Source: Rueters

By Jason Benham

MARIDI, Sudan (Reuters) – Yunis Egbaguru still lives in fear after she fled her village in south Sudan following an attack last month by the brutal Lord’s Resistance Army, but she hopes an independent south will better protect her.

A polling station for a week-long referendum on whether south Sudan should split from the north it fought for decades was set up specially for the hundreds of refugees like her who squat in schools in Maridi, too terrified to return home.

Most expect the south to secede in the vote, which was guaranteed under the 2005 deal that ended the long war between north and south Sudan.

Known for abducting young girls to serve as sex slaves and young boys to fight, the LRA fought Ugandan President Yoweri Museveni’s government from neighbouring Sudan’s lawless south for nearly 20 years until 2005, when it was ejected from its bases and forced on the move.

“I think they will come again. There is no ceasefire between the LRA and the government of Uganda and they do not have good relations with the people of south Sudan,” said Egbaguru. “They are killing innocent people.”

Peace talks hosted by south Sudan broke down after the LRA’s elusive leader Joseph Kony refused to sign, some say because he feared a warrant for his arrest from the International Criminal Court for war crimes. LRA fighters now crisscross the borders between Sudan and its neighbours, raiding villages for supplies and maiming their victims.

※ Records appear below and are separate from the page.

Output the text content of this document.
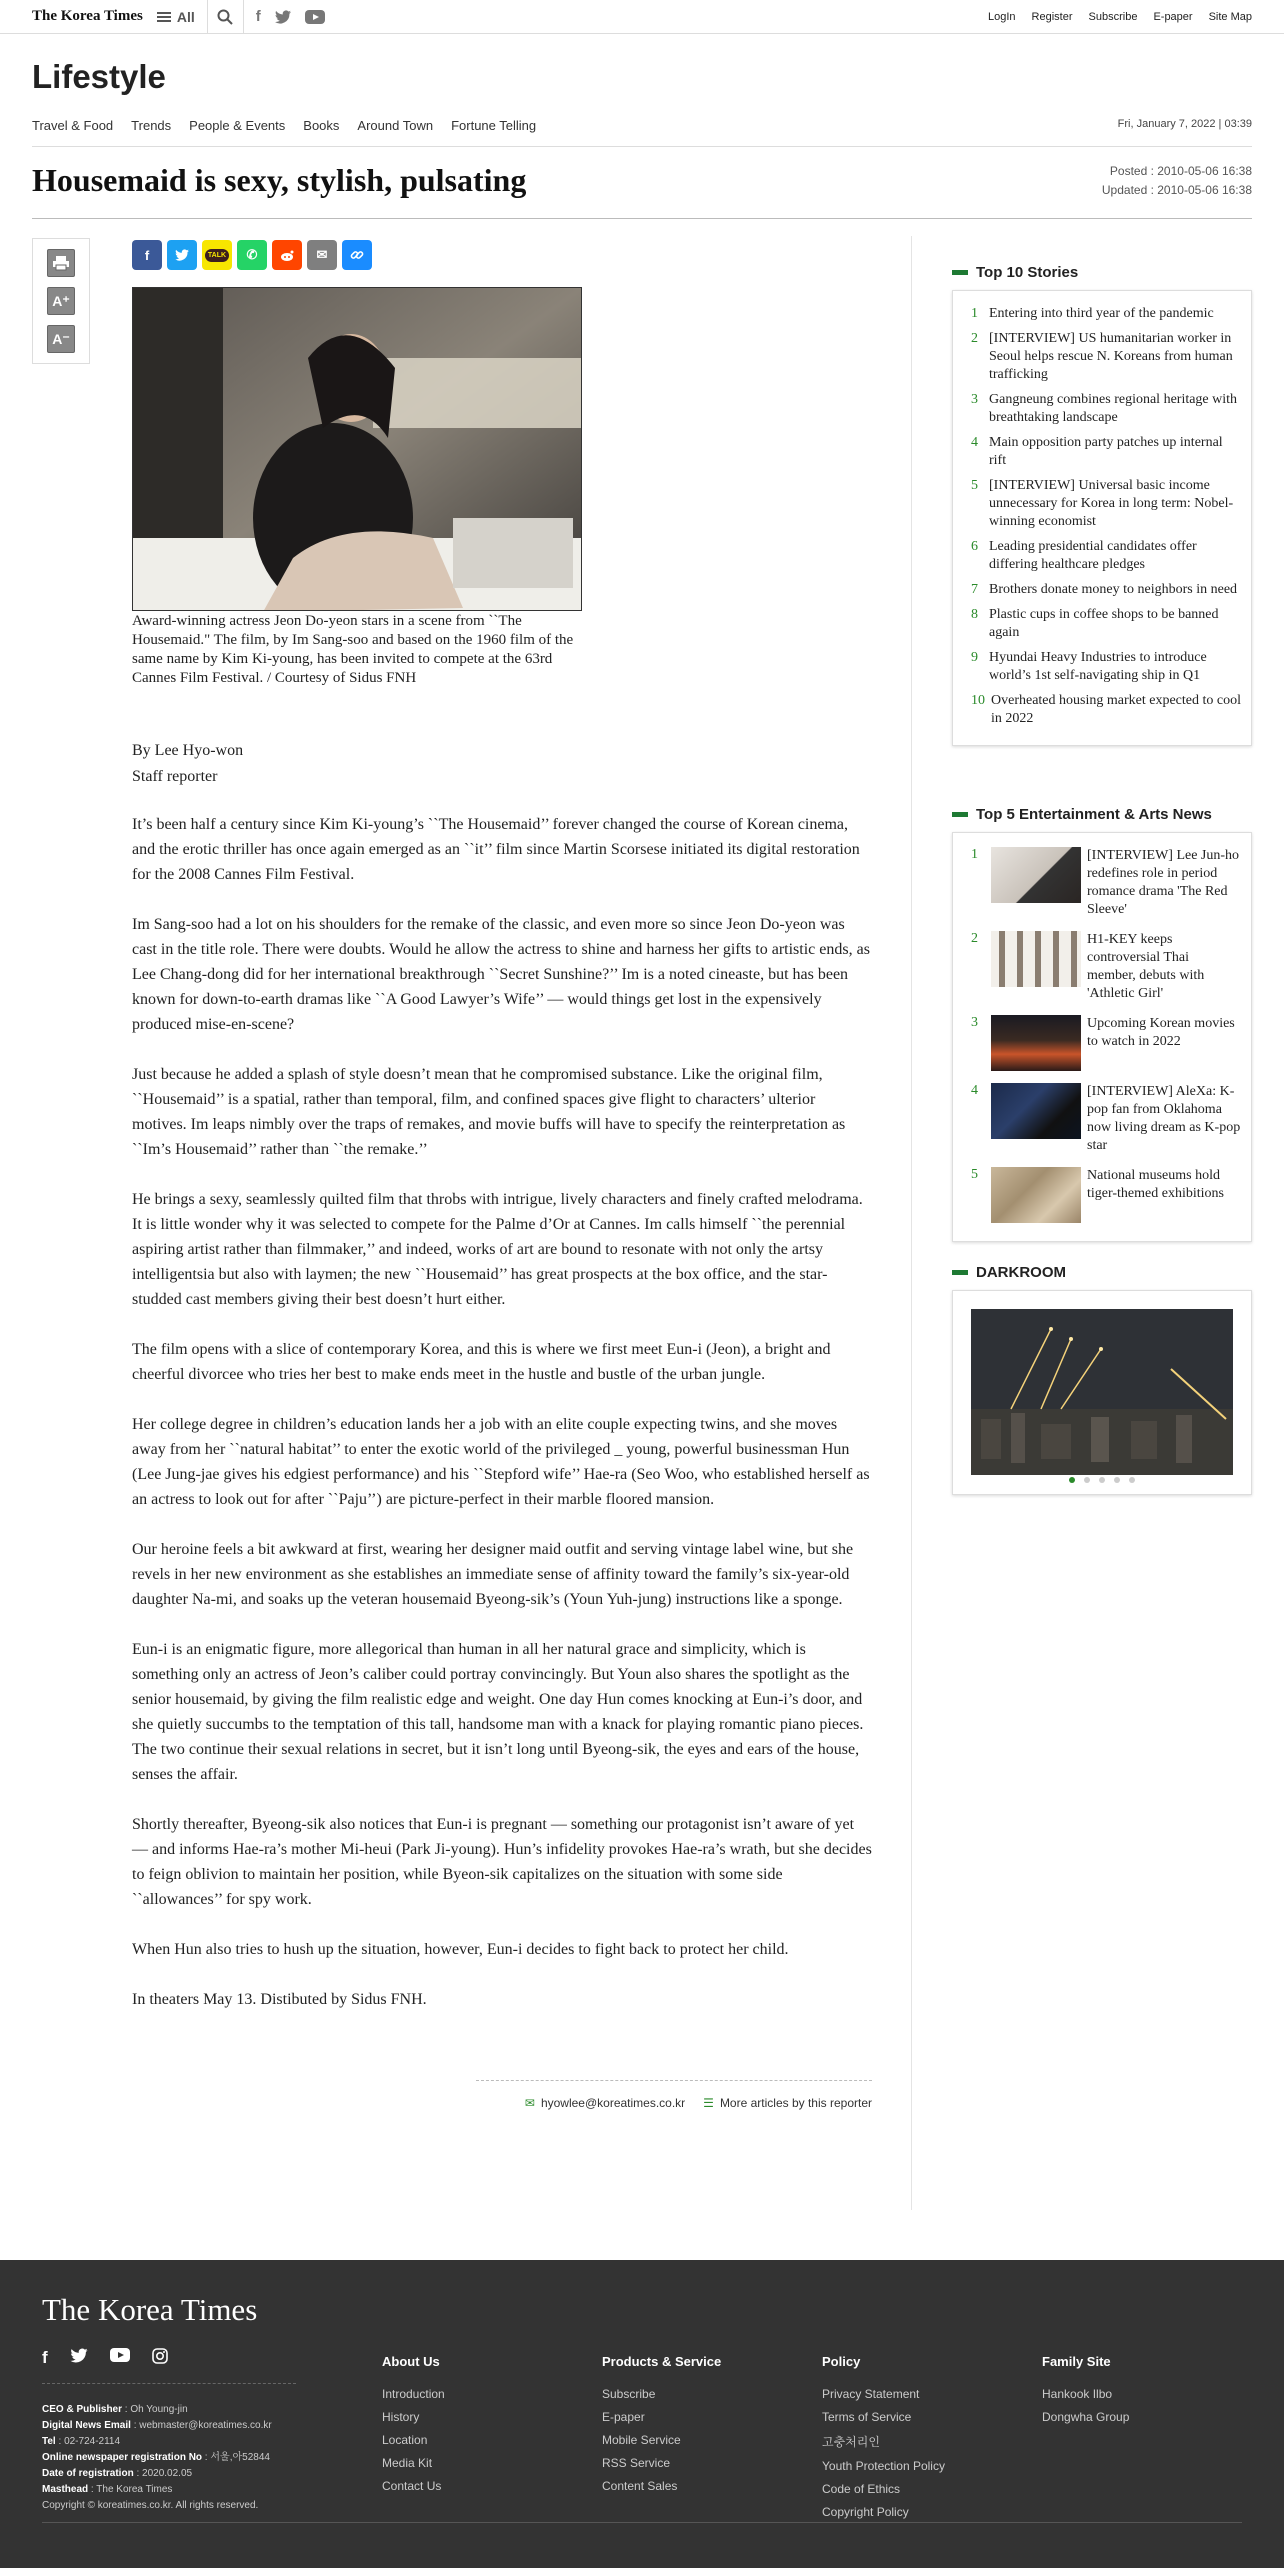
The Korea Times All	f	LogIn Register Subscribe E-paper Site Map
Lifestyle
Travel & Food Trends People & Events Books Around Town Fortune Telling	Fri, January 7, 2022 | 03:39
Housemaid is sexy, stylish, pulsating	Posted : 2010-05-06 16:38
Updated : 2010-05-06 16:38
A⁺
A⁻
f	TALK ✆	✉
Award-winning actress Jeon Do-yeon stars in a scene from ``The Housemaid." The film, by Im Sang-soo and based on the 1960 film of the same name by Kim Ki-young, has been invited to compete at the 63rd Cannes Film Festival. / Courtesy of Sidus FNH
By Lee Hyo-won
Staff reporter

It’s been half a century since Kim Ki-young’s ``The Housemaid’’ forever changed the course of Korean cinema, and the erotic thriller has once again emerged as an ``it’’ film since Martin Scorsese initiated its digital restoration for the 2008 Cannes Film Festival.

Im Sang-soo had a lot on his shoulders for the remake of the classic, and even more so since Jeon Do-yeon was cast in the title role. There were doubts. Would he allow the actress to shine and harness her gifts to artistic ends, as Lee Chang-dong did for her international breakthrough ``Secret Sunshine?’’ Im is a noted cineaste, but has been known for down-to-earth dramas like ``A Good Lawyer’s Wife’’ — would things get lost in the expensively produced mise-en-scene?

Just because he added a splash of style doesn’t mean that he compromised substance. Like the original film, ``Housemaid’’ is a spatial, rather than temporal, film, and confined spaces give flight to characters’ ulterior motives. Im leaps nimbly over the traps of remakes, and movie buffs will have to specify the reinterpretation as ``Im’s Housemaid’’ rather than ``the remake.’’

He brings a sexy, seamlessly quilted film that throbs with intrigue, lively characters and finely crafted melodrama. It is little wonder why it was selected to compete for the Palme d’Or at Cannes. Im calls himself ``the perennial aspiring artist rather than filmmaker,’’ and indeed, works of art are bound to resonate with not only the artsy intelligentsia but also with laymen; the new ``Housemaid’’ has great prospects at the box office, and the star-studded cast members giving their best doesn’t hurt either.

The film opens with a slice of contemporary Korea, and this is where we first meet Eun-i (Jeon), a bright and cheerful divorcee who tries her best to make ends meet in the hustle and bustle of the urban jungle.

Her college degree in children’s education lands her a job with an elite couple expecting twins, and she moves away from her ``natural habitat’’ to enter the exotic world of the privileged _ young, powerful businessman Hun (Lee Jung-jae gives his edgiest performance) and his ``Stepford wife’’ Hae-ra (Seo Woo, who established herself as an actress to look out for after ``Paju’’) are picture-perfect in their marble floored mansion.

Our heroine feels a bit awkward at first, wearing her designer maid outfit and serving vintage label wine, but she revels in her new environment as she establishes an immediate sense of affinity toward the family’s six-year-old daughter Na-mi, and soaks up the veteran housemaid Byeong-sik’s (Youn Yuh-jung) instructions like a sponge.

Eun-i is an enigmatic figure, more allegorical than human in all her natural grace and simplicity, which is something only an actress of Jeon’s caliber could portray convincingly. But Youn also shares the spotlight as the senior housemaid, by giving the film realistic edge and weight. One day Hun comes knocking at Eun-i’s door, and she quietly succumbs to the temptation of this tall, handsome man with a knack for playing romantic piano pieces. The two continue their sexual relations in secret, but it isn’t long until Byeong-sik, the eyes and ears of the house, senses the affair.

Shortly thereafter, Byeong-sik also notices that Eun-i is pregnant — something our protagonist isn’t aware of yet — and informs Hae-ra’s mother Mi-heui (Park Ji-young). Hun’s infidelity provokes Hae-ra’s wrath, but she decides to feign oblivion to maintain her position, while Byeon-sik capitalizes on the situation with some side ``allowances’’ for spy work.

When Hun also tries to hush up the situation, however, Eun-i decides to fight back to protect her child.

In theaters May 13. Distibuted by Sidus FNH.

✉ hyowlee@koreatimes.co.kr ☰ More articles by this reporter
Top 10 Stories
1 Entering into third year of the pandemic
2 [INTERVIEW] US humanitarian worker in Seoul helps rescue N. Koreans from human trafficking
3 Gangneung combines regional heritage with breathtaking landscape
4 Main opposition party patches up internal rift
5 [INTERVIEW] Universal basic income unnecessary for Korea in long term: Nobel-winning economist
6 Leading presidential candidates offer differing healthcare pledges
7 Brothers donate money to neighbors in need
8 Plastic cups in coffee shops to be banned again
9 Hyundai Heavy Industries to introduce world’s 1st self-navigating ship in Q1
10 Overheated housing market expected to cool in 2022
Top 5 Entertainment & Arts News
1	[INTERVIEW] Lee Jun-ho redefines role in period romance drama 'The Red Sleeve'
2	H1-KEY keeps controversial Thai member, debuts with 'Athletic Girl'
3	Upcoming Korean movies to watch in 2022
4	[INTERVIEW] AleXa: K-pop fan from Oklahoma now living dream as K-pop star
5	National museums hold tiger-themed exhibitions
DARKROOM
The Korea Times
f
CEO & Publisher : Oh Young-jin
Digital News Email : webmaster@koreatimes.co.kr
Tel : 02-724-2114
Online newspaper registration No : 서울,아52844
Date of registration : 2020.02.05
Masthead : The Korea Times
Copyright © koreatimes.co.kr. All rights reserved.
About Us
Introduction
History
Location
Media Kit
Contact Us
Products & Service
Subscribe
E-paper
Mobile Service
RSS Service
Content Sales
Policy
Privacy Statement
Terms of Service
고충처리인
Youth Protection Policy
Code of Ethics
Copyright Policy
Family Site
Hankook Ilbo
Dongwha Group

“If we have our own country, the government will be able to defend us,” the 58-year-old Egbaguru added.

Simon Mahmoud, in charge of running the voting centre, was one of 26 people abducted by the LRA four years ago while in church in Maridi. He was taken into the bush and released two days later with 23 others. Two abductees have not been seen since, he said.

“They get all the resources from the south. They want to disturb us and prevent people from living peacefully in a separate country,” he said at the open-air polling station, which backed onto a U.N. peacekeeping base for protection and was sheltered from the burning sun only by tree branches.

Officials sat at an eclectic collection of white plastic and woooden tables and chairs helping voters.

Maridi town in the background was a mass of scattered mud-brick huts with thatched roofs. Its main road was a dirt track running into town from the airport — more like a plastic bus shelter where U.N. personnel wait for the occasional plane.

Mahmoud said the semi-autonomous south’s government in Juba, set up in 2005, supported young men from the area, who had formed a militia to protect themselves, called the Arrow Boys.

“If south Sudan becomes an independent country, they will do more than this,” he said. They would deploy security forces more widely and patrol the border.

Maridi is near the border with the lawless east of the Democratic Republic of Congo.

Mahmoud said an independent south would be able to stop Khartoum arming the LRA, an accusation the south has long directed at the north, although the north denies any links.

“The LRA get support from the north. The Khartoum government doesn’t like southerners,” Mahmoud, 40, said.

South Sudan’s army has been chasing the LRA, who travel on foot in small bands, looting and abducting on their way. But the rebels moved into lawless and remote forest regions of the DRC and the Central African Republic, staging lightning cross-border raids on Sudanese villagers.

Meanwhile Egbaguru and others from her village rely on the hospitality of friends or relatives in Maridi, too scared to go home and living in the shadow of the terrifying LRA attackers.

“I feel afraid. I feel they will come back and attack again,” said refugee Awa, 26.